What a change from just six to nine months ago. During that period, from the wake of Barack Obama’s victory through the first 100 days, liberal optimism was higher than it’s been in this country for 40 years. One could believe, on a good day, not only that America would pass healthcare reform and climate change bills (that’d be the easy part), but that Israelis and Palestinians and Iranians and Syrians and Indians and Pakistanis and North Koreans and you-name-it just might all wake up one day and text one another: you know, Obama’s win suddenly makes us aware of how silly we’ve been all these years. Let’s grow up and make peace.
There’s no doubt American liberals completely misread the tea leaves regarding the election. The unfortunate truth is liberals are just as naïve about health care. Unable to clearly deliver an argument about how this utopian program will ever work they’d rather complain about the opposition. At the prospect of the losing the debate Tomasky would rather complain about “a historic victory for the birthers and the gun-toters and the Hitler analogists.” Look down at the birthers all you want, and there’s plenty of reason to do so, but what can you say about someone who is well-educated like Tomasky who can’t even adequately explain how health care can work?
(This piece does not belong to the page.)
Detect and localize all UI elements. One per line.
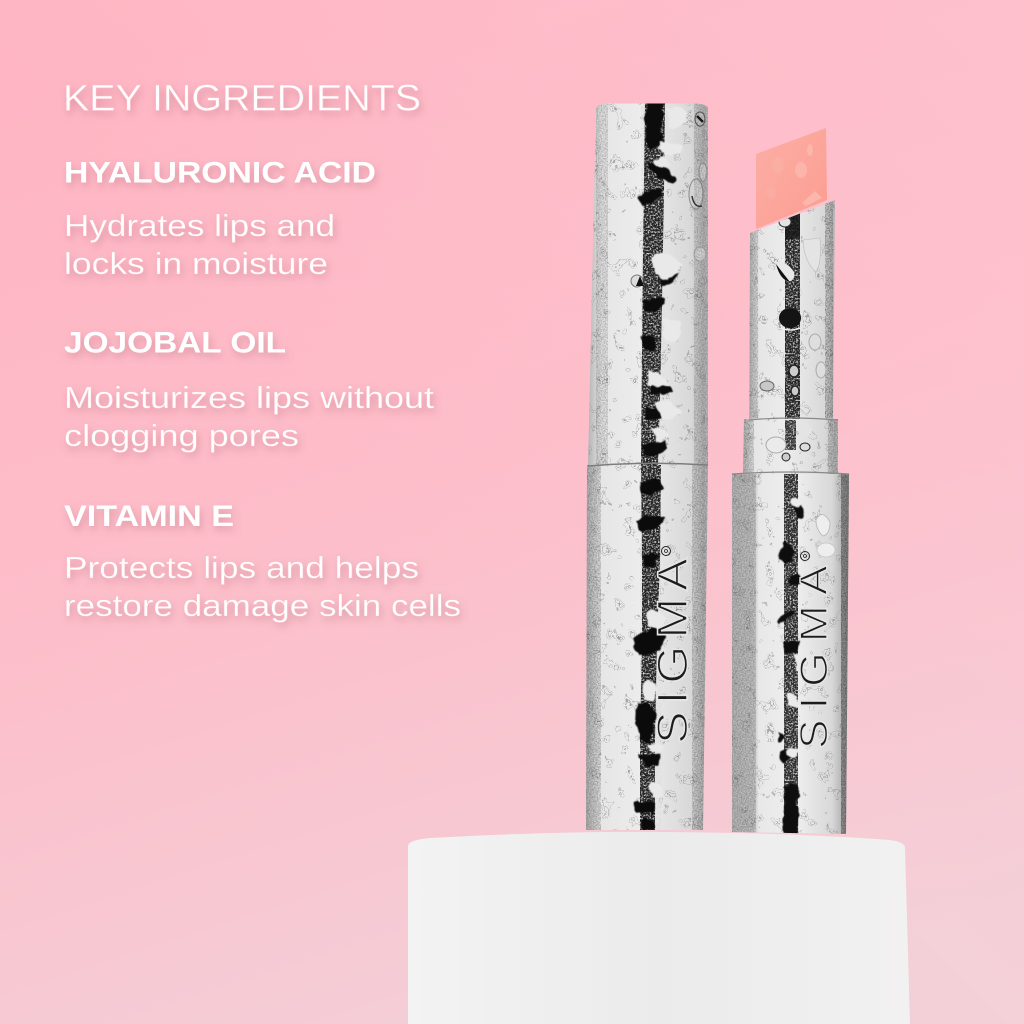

Maybe “well-educated” is a generalization. What can we say about an education system that continues to create people who are woefully ignorant about economics and history? Before we endorse changing one of the largest parts of our economy shouldn’t we have some evidence that it might work? Why should we trust people who don’t even have a firm grasp on history? Look at Tomasky’s insight about FDR:
Ditto with Franklin Roosevelt, to whom Obama is often unflatteringly compared. FDR, the comparers say, fought the right tooth and nail, took no prisoners and was unapologetically liberal, even leftwing by today’s standards. Many very important points are left out of this comparison. Roosevelt made lots of mistakes – the bill he’d intended as the landmark legislation of his first year, the national industrial recovery act, was an abysmal failure, eventually struck down as unconstitutional by the supreme court. Unlike Obama, he didn’t have to worry about Senate filibusters, which weren’t really invoked in those days but which are a constant threat today. And while the right wing he faced was real, it wasn’t nearly as well-financed and orchestrated as today’s version, which even has its own national disinformation “news” network.
According to Tomasky FDR was able to pass the New Deal because no one used filibusters, the opposition wasn’t well financed, and FOX News didn’t exist. Frankly, Tomasky should be embarrassed by that paragraph. He obviously has no idea about the history of the Great Depression. Four years of depression and super majorities in both the House and the Senate are the reason the New Deal passed. Furthermore Obama hasn’t faced a filibuster for any of his key agenda. Again, Tomasky displays his naivete in regard to history. He’s got all the people in the right period but all the facts wrong.

Despite all of his talents, FDR would not have been a match for FOX News.
Liberals like Tomasky are shadowboxers fighting an invisible enemy. The liberal’s true enemies in the health care debate are facts, and one of those is that we have no way to pay for health care reform. We can’t afford Medicare, the Prescription Drug Plan, or Social Security. In the grand scheme of things I don’t really care if liberals think that health care is a right. We can’t afford it, and until someone has a plan that’s worked somewhere else we should move forward with real reform.